Wednesday, October 19, 2016

Dirty Dancing

Dirty Dancing is one of the most well-known films of the 80s. With the music, dancing, and Patrick Swayze--it's a hard miss. The storyline, while ever so slightly ridiculous (I know, it was hard for me to admit too) examines the feelings that one has when they are growing up and discovering their own values and who they are really supposed to be.
The story begins with Baby, a young girl traveling for the summer to a country club with her family. "That was the summer of 1963, when everyone called me Baby and it didn't occur to me to mind. That was before Kennedy was shot, before the Beatles came, when I couldn't wait to join the Peace Corps, and I thought I'd never find a guy as great as my dad." This opening monologue really sets her up to be the naive little girl, but of course we know it won't stay that way. She meets Johnny Castle and falls head over heels when she agrees to help him with a dance. She finally sees herself as a young woman when dancing with this man.
She finally decides to help with this dance because his partner Penny is pregnant and must miss the performance to get a secret abortion. However, it goes wrong and she has to go to her father and reveal what she has been doing in secret. She risks losing her parents trust to do what she knows to be right. This is when she decides what her priorities are and what is really important to her. The summer progresses and eventually ends with the big dance number at the end and the famous line "Nobody puts Baby in a corner". This is when she finally comes into herself and grows up and shows everyone that she is no longer the scared little girl that arrived at the start of the summer.

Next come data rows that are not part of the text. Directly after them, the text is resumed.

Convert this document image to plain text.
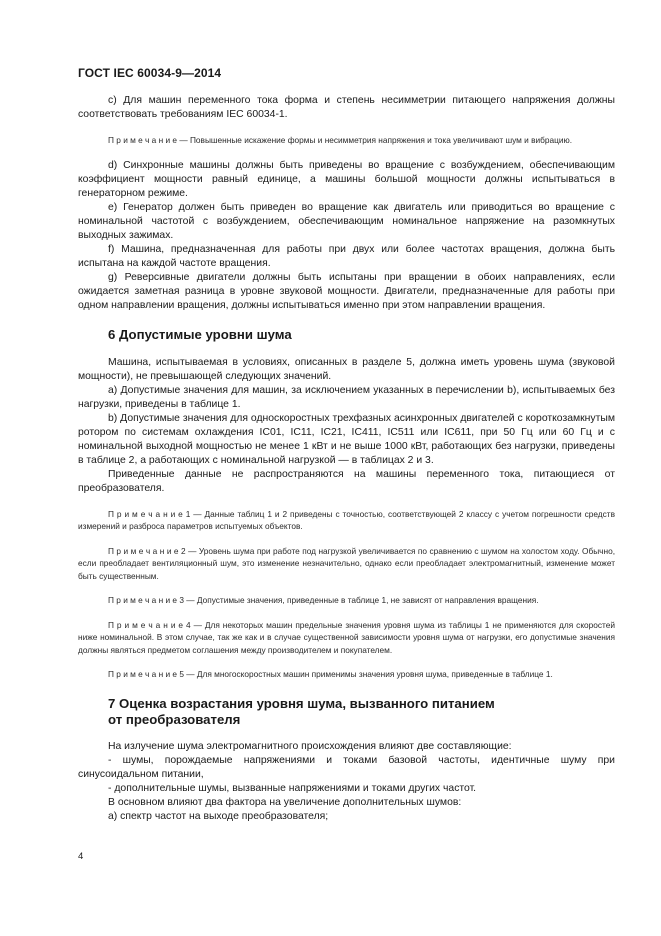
ГОСТ IEC 60034-9—2014

c) Для машин переменного тока форма и степень несимметрии питающего напряжения должны соответствовать требованиям IEC 60034-1.

П р и м е ч а н и е — Повышенные искажение формы и несимметрия напряжения и тока увеличивают шум и вибрацию.

d) Синхронные машины должны быть приведены во вращение с возбуждением, обеспечивающим коэффициент мощности равный единице, а машины большой мощности должны испытываться в генераторном режиме.

e) Генератор должен быть приведен во вращение как двигатель или приводиться во вращение с номинальной частотой с возбуждением, обеспечивающим номинальное напряжение на разомкнутых выходных зажимах.

f) Машина, предназначенная для работы при двух или более частотах вращения, должна быть испытана на каждой частоте вращения.

g) Реверсивные двигатели должны быть испытаны при вращении в обоих направлениях, если ожидается заметная разница в уровне звуковой мощности. Двигатели, предназначенные для работы при одном направлении вращения, должны испытываться именно при этом направлении вращения.

6 Допустимые уровни шума

Машина, испытываемая в условиях, описанных в разделе 5, должна иметь уровень шума (звуковой мощности), не превышающей следующих значений.

a) Допустимые значения для машин, за исключением указанных в перечислении b), испытываемых без нагрузки, приведены в таблице 1.

b) Допустимые значения для односкоростных трехфазных асинхронных двигателей с короткозамкнутым ротором по системам охлаждения IC01, IC11, IC21, IC411, IC511 или IC611, при 50 Гц или 60 Гц и с номинальной выходной мощностью не менее 1 кВт и не выше 1000 кВт, работающих без нагрузки, приведены в таблице 2, а работающих с номинальной нагрузкой — в таблицах 2 и 3.

Приведенные данные не распространяются на машины переменного тока, питающиеся от преобразователя.

П р и м е ч а н и е 1 — Данные таблиц 1 и 2 приведены с точностью, соответствующей 2 классу с учетом погрешности средств измерений и разброса параметров испытуемых объектов.

П р и м е ч а н и е 2 — Уровень шума при работе под нагрузкой увеличивается по сравнению с шумом на холостом ходу. Обычно, если преобладает вентиляционный шум, это изменение незначительно, однако если преобладает электромагнитный, изменение может быть существенным.

П р и м е ч а н и е 3 — Допустимые значения, приведенные в таблице 1, не зависят от направления вращения.

П р и м е ч а н и е 4 — Для некоторых машин предельные значения уровня шума из таблицы 1 не применяются для скоростей ниже номинальной. В этом случае, так же как и в случае существенной зависимости уровня шума от нагрузки, его допустимые значения должны являться предметом соглашения между производителем и покупателем.

П р и м е ч а н и е 5 — Для многоскоростных машин применимы значения уровня шума, приведенные в таблице 1.

7 Оценка возрастания уровня шума, вызванного питанием
от преобразователя

На излучение шума электромагнитного происхождения влияют две составляющие:

- шумы, порождаемые напряжениями и токами базовой частоты, идентичные шуму при синусоидальном питании,

- дополнительные шумы, вызванные напряжениями и токами других частот.

В основном влияют два фактора на увеличение дополнительных шумов:

a) спектр частот на выходе преобразователя;

4
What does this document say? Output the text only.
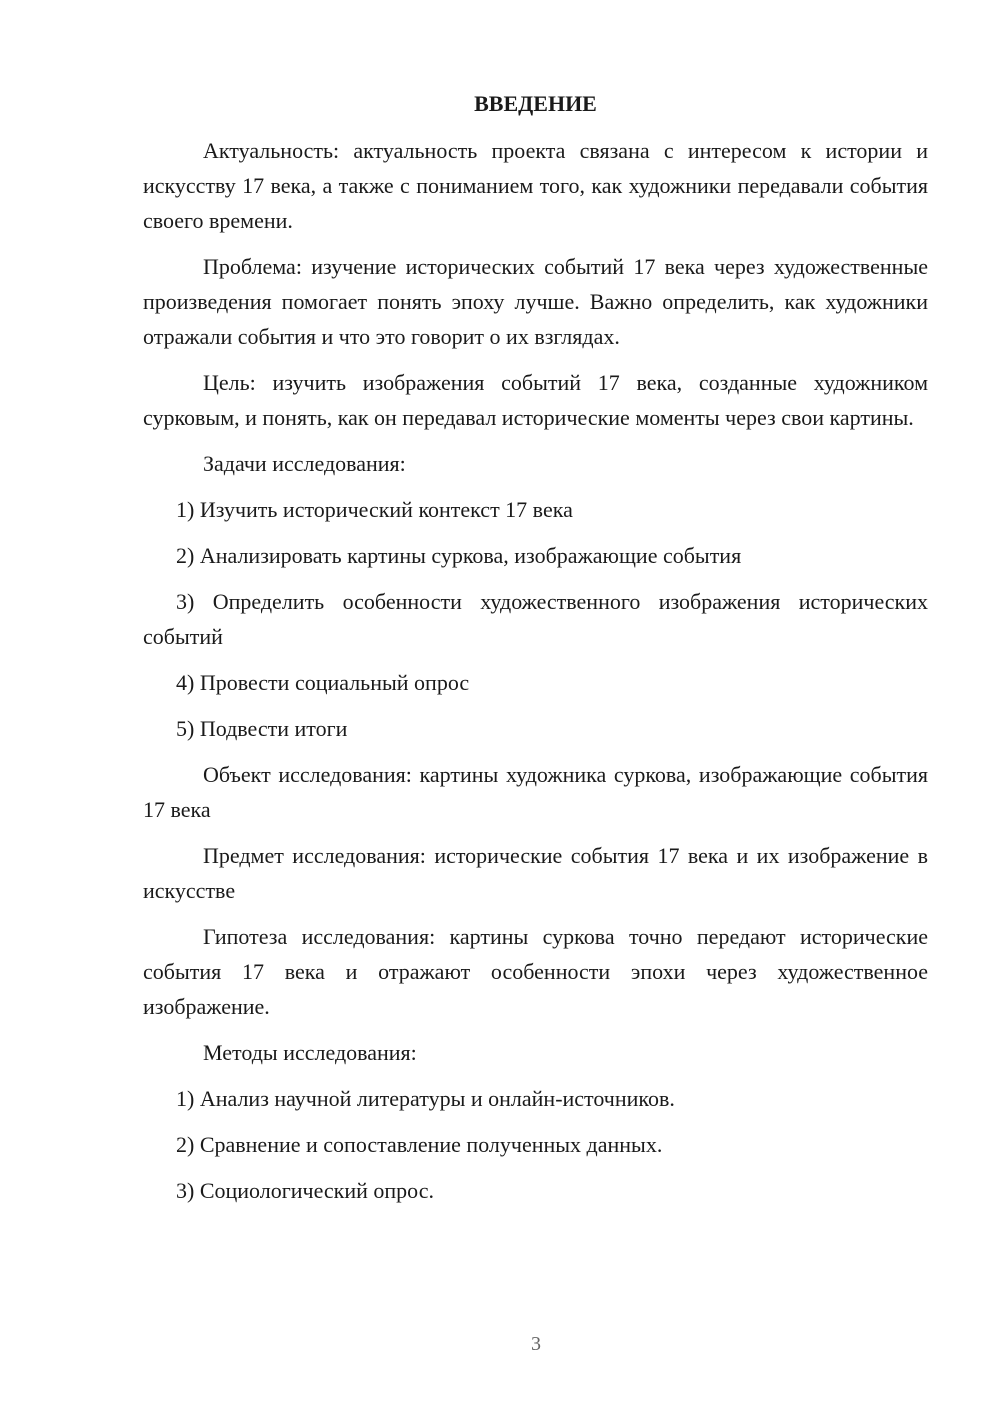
ВВЕДЕНИЕ

Актуальность: актуальность проекта связана с интересом к истории и искусству 17 века, а также с пониманием того, как художники передавали события своего времени.

Проблема: изучение исторических событий 17 века через художественные произведения помогает понять эпоху лучше. Важно определить, как художники отражали события и что это говорит о их взглядах.

Цель: изучить изображения событий 17 века, созданные художником сурковым, и понять, как он передавал исторические моменты через свои картины.

Задачи исследования:

1) Изучить исторический контекст 17 века

2) Анализировать картины суркова, изображающие события

3) Определить особенности художественного изображения исторических событий

4) Провести социальный опрос

5) Подвести итоги

Объект исследования: картины художника суркова, изображающие события 17 века

Предмет исследования: исторические события 17 века и их изображение в искусстве

Гипотеза исследования: картины суркова точно передают исторические события 17 века и отражают особенности эпохи через художественное изображение.

Методы исследования:

1) Анализ научной литературы и онлайн-источников.

2) Сравнение и сопоставление полученных данных.

3) Социологический опрос.

3
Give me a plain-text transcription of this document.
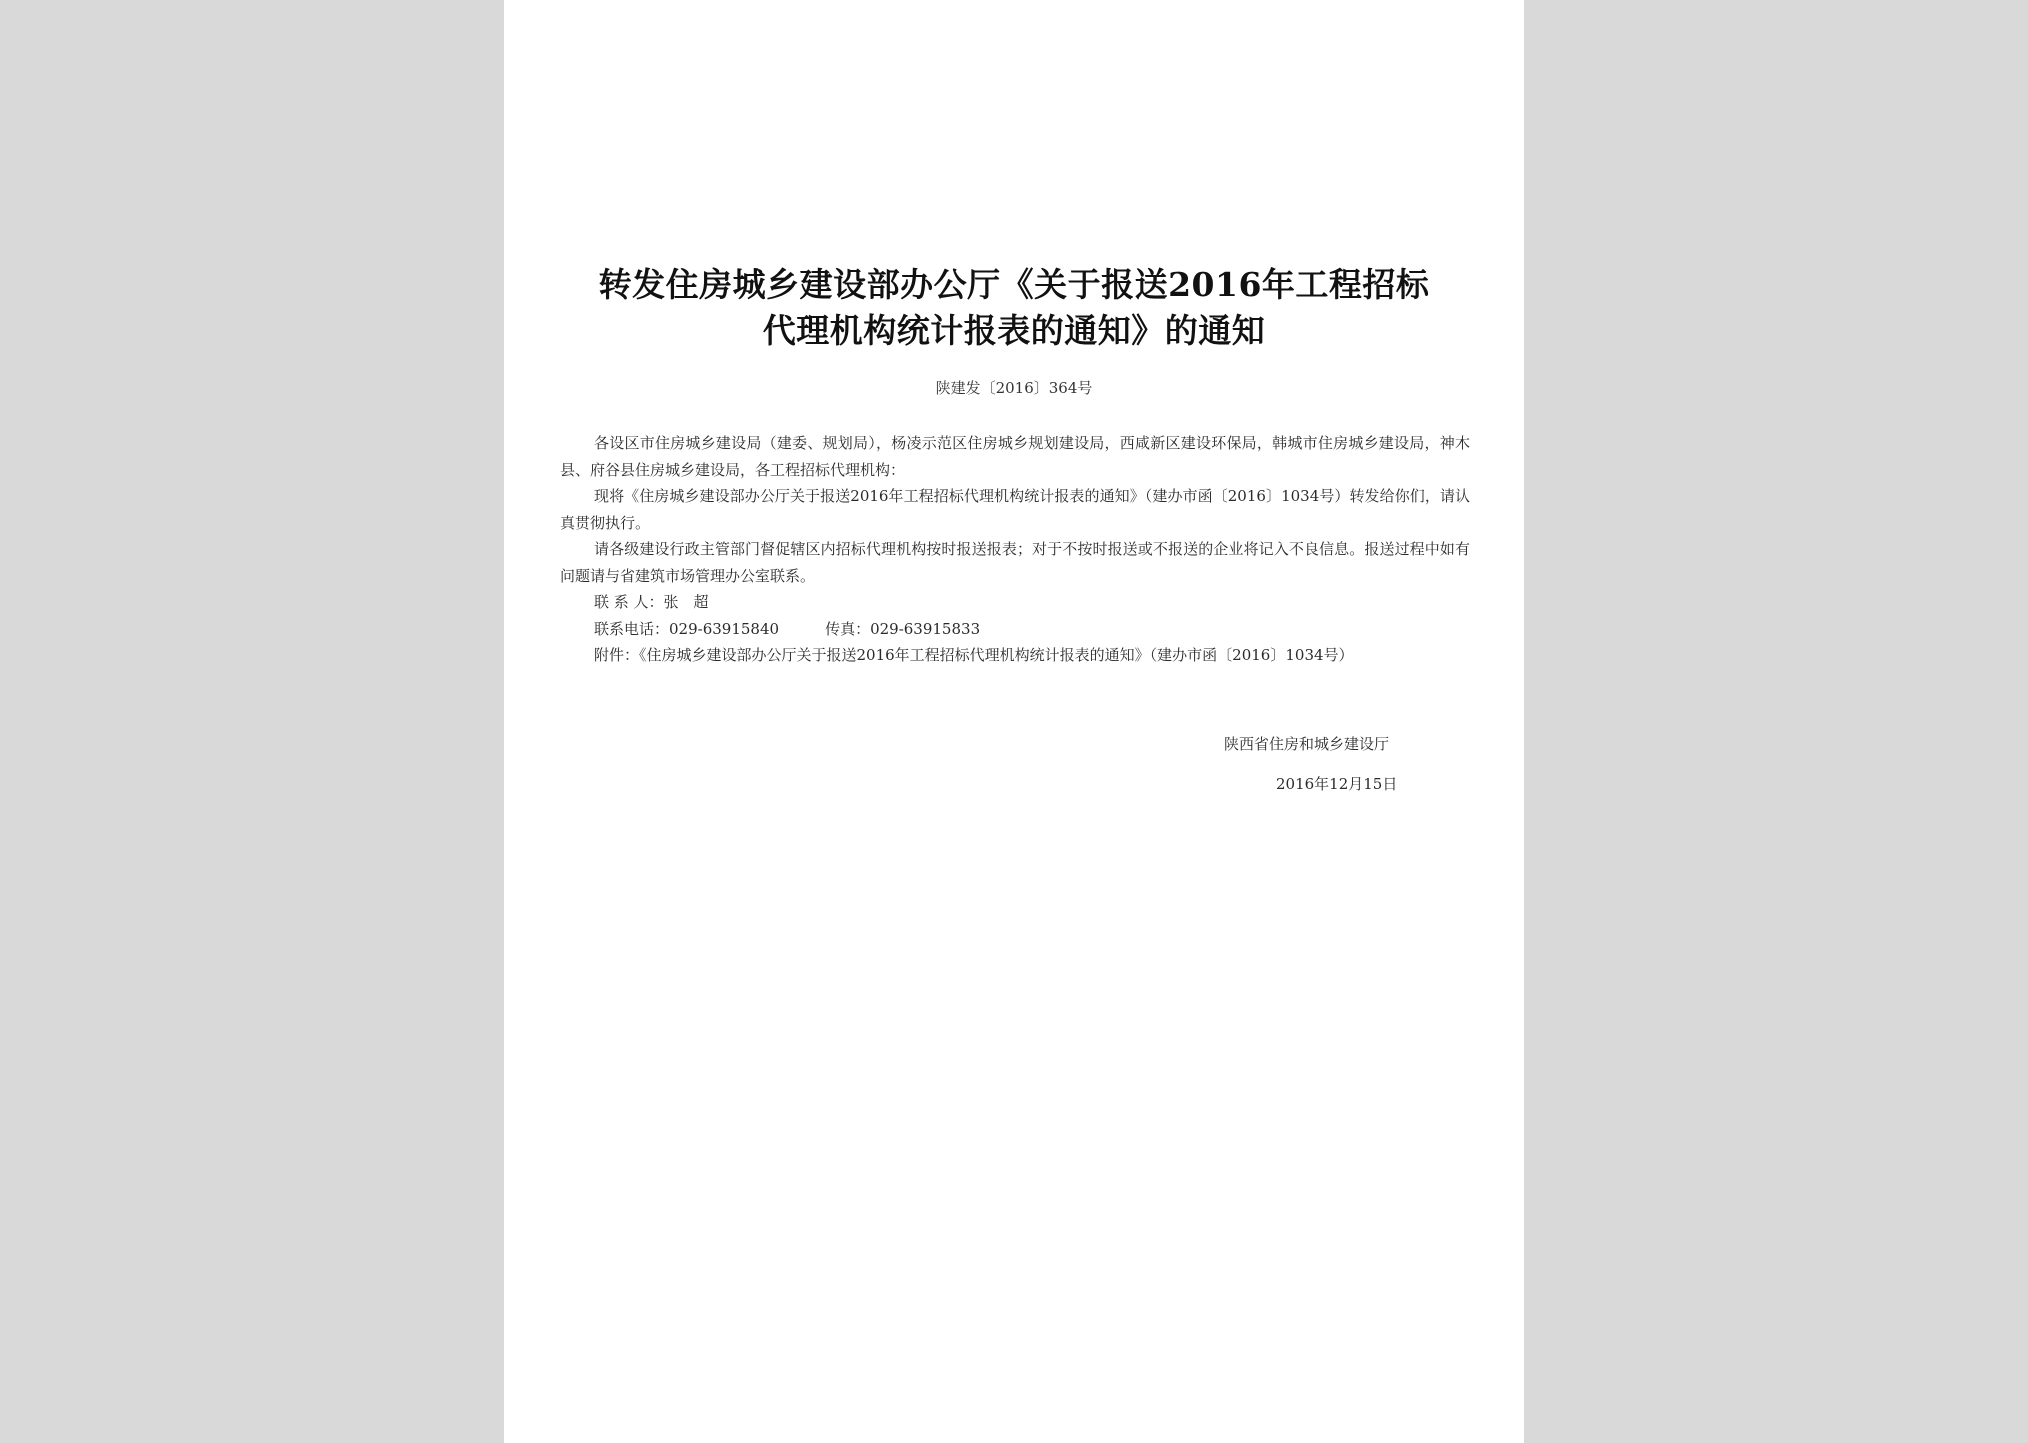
转发住房城乡建设部办公厅《关于报送2016年工程招标
代理机构统计报表的通知》的通知
陕建发〔2016〕364号

各设区市住房城乡建设局（建委、规划局），杨凌示范区住房城乡规划建设局，西咸新区建设环保局，韩城市住房城乡建设局，神木县、府谷县住房城乡建设局，各工程招标代理机构：

现将《住房城乡建设部办公厅关于报送2016年工程招标代理机构统计报表的通知》（建办市函〔2016〕1034号）转发给你们，请认真贯彻执行。

请各级建设行政主管部门督促辖区内招标代理机构按时报送报表；对于不按时报送或不报送的企业将记入不良信息。报送过程中如有问题请与省建筑市场管理办公室联系。

联 系 人：张　超

联系电话：029-63915840	传真：029-63915833

附件：《住房城乡建设部办公厅关于报送2016年工程招标代理机构统计报表的通知》（建办市函〔2016〕1034号）

陕西省住房和城乡建设厅
2016年12月15日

This movie is really about discovering who you are, who you want to be, and deciding what is best and what you believe. It's really a story about growing up, finding yourself and breaking other people's views of you--something that is very hard to do at our age. I think that's why this movie has stood the test of time--because it's a constant for people of our age to feel lost or uncertain until suddenly one day we open our eyes and emerge fully as ourselves.